# Bees foraging heavily on my lacebark elm



## markmaster (Jan 21, 2010)

Sounds great! I need to look around for this tree. I wonder if it will do well in my area?


----------



## Michael B (Feb 6, 2010)

All elms are honeydew plants for bees. When there is not much else for them they make "dew" with honeydew instead of nectar.


----------



## kspruiet (Sep 6, 2010)

It has been two weeks or more of heavy foraging still. It appears to me that most honey bees are gathering pollen-light yellow- than filling their crops-at least that is what is on the bees and what returning foragers are carrying. I inspected closely for ants or aphids which would yeild the honeydew and have not seen any. The bees are in the remaining bloosoms from sunrise to sunset even on cool (60F) evenings. I will check colonies soon for fresh incoming nectar (or honeydew), but doubt it...it is very dry here and mainly goldenrod which the bees work here (central ILLINOIS) infrequently-unless it is stiff goldenrod which we don't have close by until I can find some seed to plant. Frost aster is just beginning to bloom here.


----------



## ZZZnature (Jul 17, 2008)

kspruiet said:


> It happens every year at this time...I walk out in the yard and hear what must be a swarm. Honey bees were all over my lacebark elm tree (Ulmus parvifolius). This is happening at a time of the season when there isn't alot out there for them here in central Illinois. Pollen for sure and possibly nectar. This is a nice tree, not like other elms, dropping branches with every wind. Definitely collecting seed this year for propagation. That is how I started this one years ago.

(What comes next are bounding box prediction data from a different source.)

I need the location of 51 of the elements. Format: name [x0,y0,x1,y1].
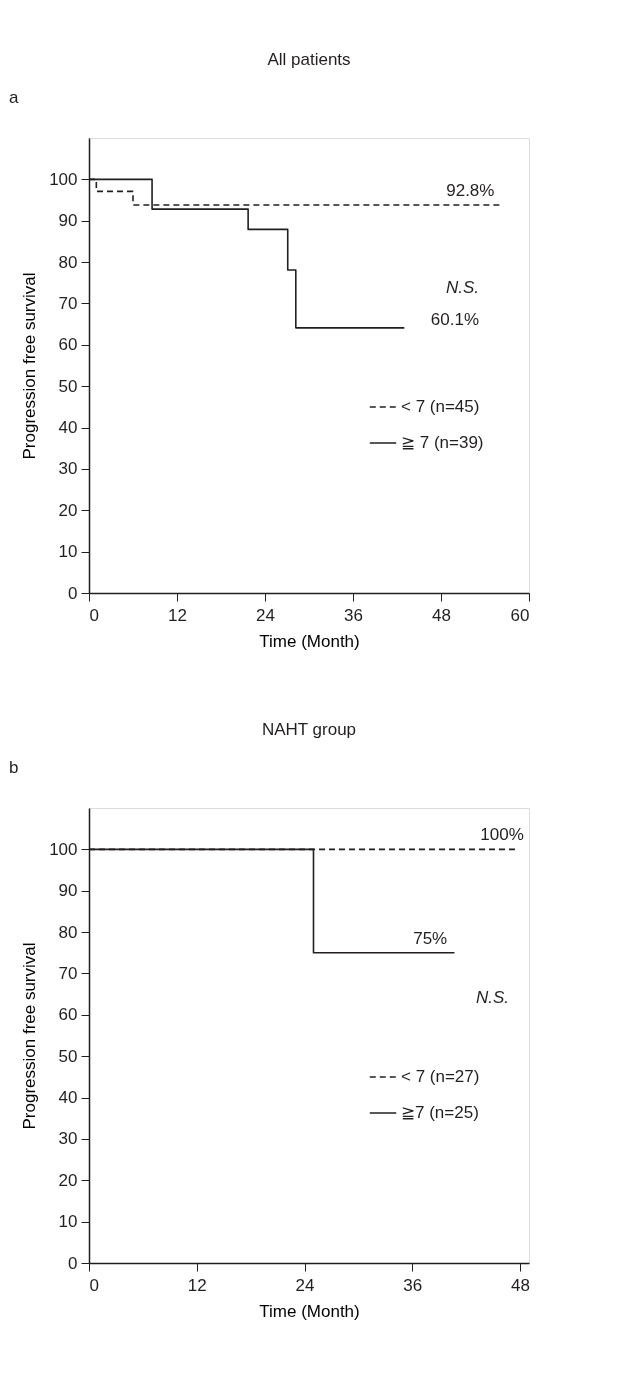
y-tick-label: 90 [58,211,78,231]
x-tick-label: 0 [89,1275,99,1295]
y-axis-title: Progression free survival [20,942,40,1130]
y-tick-label: 100 [49,839,78,859]
text: a [9,88,19,107]
y-tick-label: 40 [58,418,78,438]
annotation: N.S. [475,988,509,1007]
x-tick-label: 24 [295,1275,315,1295]
x-axis-title: Time (Month) [259,1301,360,1321]
y-tick-label: 60 [58,335,78,355]
x-tick-label: 48 [432,605,451,625]
x-axis-title: Time (Month) [259,631,360,651]
x-tick-label: 60 [510,605,530,625]
y-tick-label: 20 [58,500,78,520]
annotation: 60.1% [430,310,479,329]
x-tick-label: 0 [89,605,99,625]
y-axis-title: Progression free survival [20,272,40,460]
y-tick-label: 30 [58,1129,78,1149]
legend-label: < 7 (n=45) [401,397,480,416]
annotation: 92.8% [446,181,495,201]
y-tick-label: 50 [58,376,78,396]
chart-title: NAHT group [261,720,357,739]
annotation: N.S. [445,278,479,297]
annotation: 75% [413,928,448,948]
x-tick-label: 24 [256,605,275,625]
legend-label: < 7 (n=27) [401,1067,480,1086]
x-tick-label: 48 [511,1275,530,1295]
legend-label: ≧ 7 (n=39) [401,433,484,452]
chart-title: All patients [267,50,351,69]
y-tick-label: 50 [58,1046,78,1066]
y-tick-label: 10 [58,542,78,562]
y-tick-label: 90 [58,881,78,901]
x-tick-label: 36 [403,1275,423,1295]
x-tick-label: 36 [344,605,363,625]
legend-label: ≧7 (n=25) [401,1103,479,1122]
y-tick-label: 80 [58,922,78,942]
y-tick-label: 70 [58,293,78,313]
y-tick-label: 20 [58,1170,78,1190]
y-tick-label: 40 [58,1088,78,1108]
y-tick-label: 0 [68,1253,78,1273]
text: b [9,758,19,777]
y-tick-label: 100 [49,169,78,189]
y-tick-label: 80 [58,252,78,272]
x-tick-label: 12 [187,1275,207,1295]
y-tick-label: 30 [58,459,78,479]
y-tick-label: 70 [58,963,78,983]
annotation: 100% [480,825,524,845]
x-tick-label: 12 [168,605,187,625]
y-tick-label: 0 [68,583,78,603]
y-tick-label: 10 [58,1212,78,1232]
y-tick-label: 60 [58,1005,78,1025]
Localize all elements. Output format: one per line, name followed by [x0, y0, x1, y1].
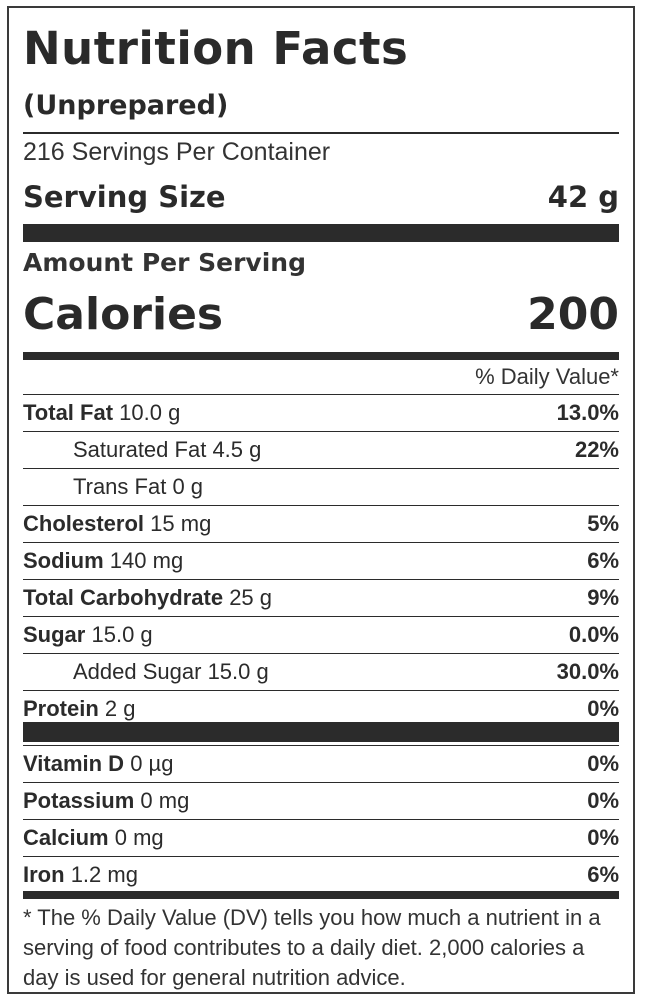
nutrient-amount: 15 mg [150, 511, 212, 536]
nutrient-name: Calcium 0 mg [23, 825, 164, 851]
row-divider [23, 505, 619, 506]
nutrient-name: Iron 1.2 mg [23, 862, 138, 888]
amount-per-serving: Amount Per Serving [23, 248, 306, 277]
row-divider [23, 782, 619, 783]
nutrition-facts-label: Nutrition Facts (Unprepared) 216 Serving… [7, 6, 635, 994]
daily-value-percent: 22% [574, 437, 619, 462]
nutrient-name: Trans Fat 0 g [23, 474, 203, 500]
nutrient-row: Total Carbohydrate 25 g 9% [23, 580, 619, 616]
nutrient-row: Saturated Fat 4.5 g 22% [23, 432, 619, 468]
nutrient-name: Cholesterol 15 mg [23, 511, 211, 537]
row-divider [23, 468, 619, 469]
daily-value-percent: 13.0% [556, 400, 619, 425]
nutrient-label: Cholesterol [23, 511, 145, 536]
daily-value-percent: 5% [587, 511, 619, 536]
nutrient-amount: 0 mg [140, 788, 190, 813]
divider-medium [23, 352, 619, 360]
nutrient-label: Saturated Fat [73, 437, 207, 462]
divider-thick [23, 224, 619, 242]
nutrient-amount: 15.0 g [207, 659, 269, 684]
nutrient-label: Vitamin D [23, 751, 125, 776]
nutrient-row: Sodium 140 mg 6% [23, 543, 619, 579]
calories-row: Calories 200 [23, 289, 619, 340]
row-divider [23, 690, 619, 691]
nutrient-row: Trans Fat 0 g [23, 469, 619, 505]
nutrient-label: Trans Fat [73, 474, 167, 499]
nutrient-row: Calcium 0 mg 0% [23, 820, 619, 856]
nutrient-row: Added Sugar 15.0 g 30.0% [23, 654, 619, 690]
calories-value: 200 [527, 289, 619, 340]
nutrient-label: Protein [23, 696, 99, 721]
nutrient-label: Iron [23, 862, 65, 887]
divider-medium-footnote [23, 891, 619, 899]
daily-value-percent: 0% [587, 788, 619, 813]
nutrient-row: Sugar 15.0 g 0.0% [23, 617, 619, 653]
nutrient-name: Total Carbohydrate 25 g [23, 585, 272, 611]
nutrient-amount: 0 mg [114, 825, 164, 850]
row-divider [23, 819, 619, 820]
daily-value-percent: 9% [587, 585, 619, 610]
nutrient-label: Sodium [23, 548, 104, 573]
nutrient-amount: 0 µg [130, 751, 174, 776]
row-divider [23, 394, 619, 395]
servings-per-container: 216 Servings Per Container [23, 138, 331, 166]
nutrient-amount: 15.0 g [91, 622, 153, 647]
nutrient-label: Added Sugar [73, 659, 202, 684]
nutrient-label: Total Carbohydrate [23, 585, 224, 610]
nutrient-label: Total Fat [23, 400, 114, 425]
nutrient-row: Potassium 0 mg 0% [23, 783, 619, 819]
nutrient-row: Vitamin D 0 µg 0% [23, 746, 619, 782]
serving-size-row: Serving Size 42 g [23, 180, 619, 214]
nutrient-label: Sugar [23, 622, 86, 647]
nutrient-row: Cholesterol 15 mg 5% [23, 506, 619, 542]
label-subtitle: (Unprepared) [23, 90, 229, 121]
serving-size-value: 42 g [547, 180, 619, 214]
nutrient-name: Sodium 140 mg [23, 548, 183, 574]
label-title: Nutrition Facts [23, 22, 409, 75]
row-divider [23, 653, 619, 654]
nutrient-name: Vitamin D 0 µg [23, 751, 173, 777]
daily-value-percent: 6% [587, 862, 619, 887]
row-divider [23, 542, 619, 543]
nutrient-name: Potassium 0 mg [23, 788, 189, 814]
divider-thin [23, 132, 619, 134]
daily-value-percent: 6% [587, 548, 619, 573]
nutrient-amount: 140 mg [109, 548, 184, 573]
nutrient-row: Iron 1.2 mg 6% [23, 857, 619, 893]
nutrient-amount: 0 g [172, 474, 204, 499]
nutrient-amount: 1.2 mg [70, 862, 138, 887]
nutrient-label: Calcium [23, 825, 109, 850]
daily-value-percent: 30.0% [556, 659, 619, 684]
nutrient-name: Total Fat 10.0 g [23, 400, 180, 426]
nutrient-amount: 10.0 g [119, 400, 181, 425]
daily-value-header: % Daily Value* [475, 364, 619, 389]
row-divider [23, 616, 619, 617]
daily-value-percent: 0.0% [568, 622, 619, 647]
row-divider [23, 856, 619, 857]
nutrient-amount: 25 g [229, 585, 273, 610]
nutrient-label: Potassium [23, 788, 135, 813]
footnote: * The % Daily Value (DV) tells you how m… [23, 905, 601, 990]
nutrient-row: Protein 2 g 0% [23, 691, 619, 727]
serving-size-label: Serving Size [23, 180, 226, 214]
nutrient-name: Added Sugar 15.0 g [23, 659, 269, 685]
nutrient-amount: 2 g [104, 696, 136, 721]
nutrient-name: Saturated Fat 4.5 g [23, 437, 261, 463]
row-divider [23, 745, 619, 746]
daily-value-percent: 0% [587, 825, 619, 850]
daily-value-percent: 0% [587, 751, 619, 776]
row-divider [23, 579, 619, 580]
nutrient-name: Protein 2 g [23, 696, 136, 722]
row-divider [23, 431, 619, 432]
calories-label: Calories [23, 289, 224, 340]
nutrient-name: Sugar 15.0 g [23, 622, 153, 648]
divider-thick-vitamins [23, 722, 619, 742]
daily-value-percent: 0% [587, 696, 619, 721]
nutrient-amount: 4.5 g [212, 437, 262, 462]
nutrient-row: Total Fat 10.0 g 13.0% [23, 395, 619, 431]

Would you be willing to share some of the seeds? I would like to plant some.

Thanks


----------



## kspruiet (Sep 6, 2010)

The honey bees pollinated well and the tree is loaded with small seeds. They are still green, but I intend to collect when they ripen.


----------



## fhlowrimore (Jun 19, 2009)

I am interested in your lacebark elm seeds. Please let me know when you have collected your seeds. 
Thanks, Henry


----------



## John67x (Sep 26, 2010)

I would also be interested if you have seed available.


----------



## AstroBee (Jan 3, 2003)

Can you post a picture of how the bees are foraging on this tree??


----------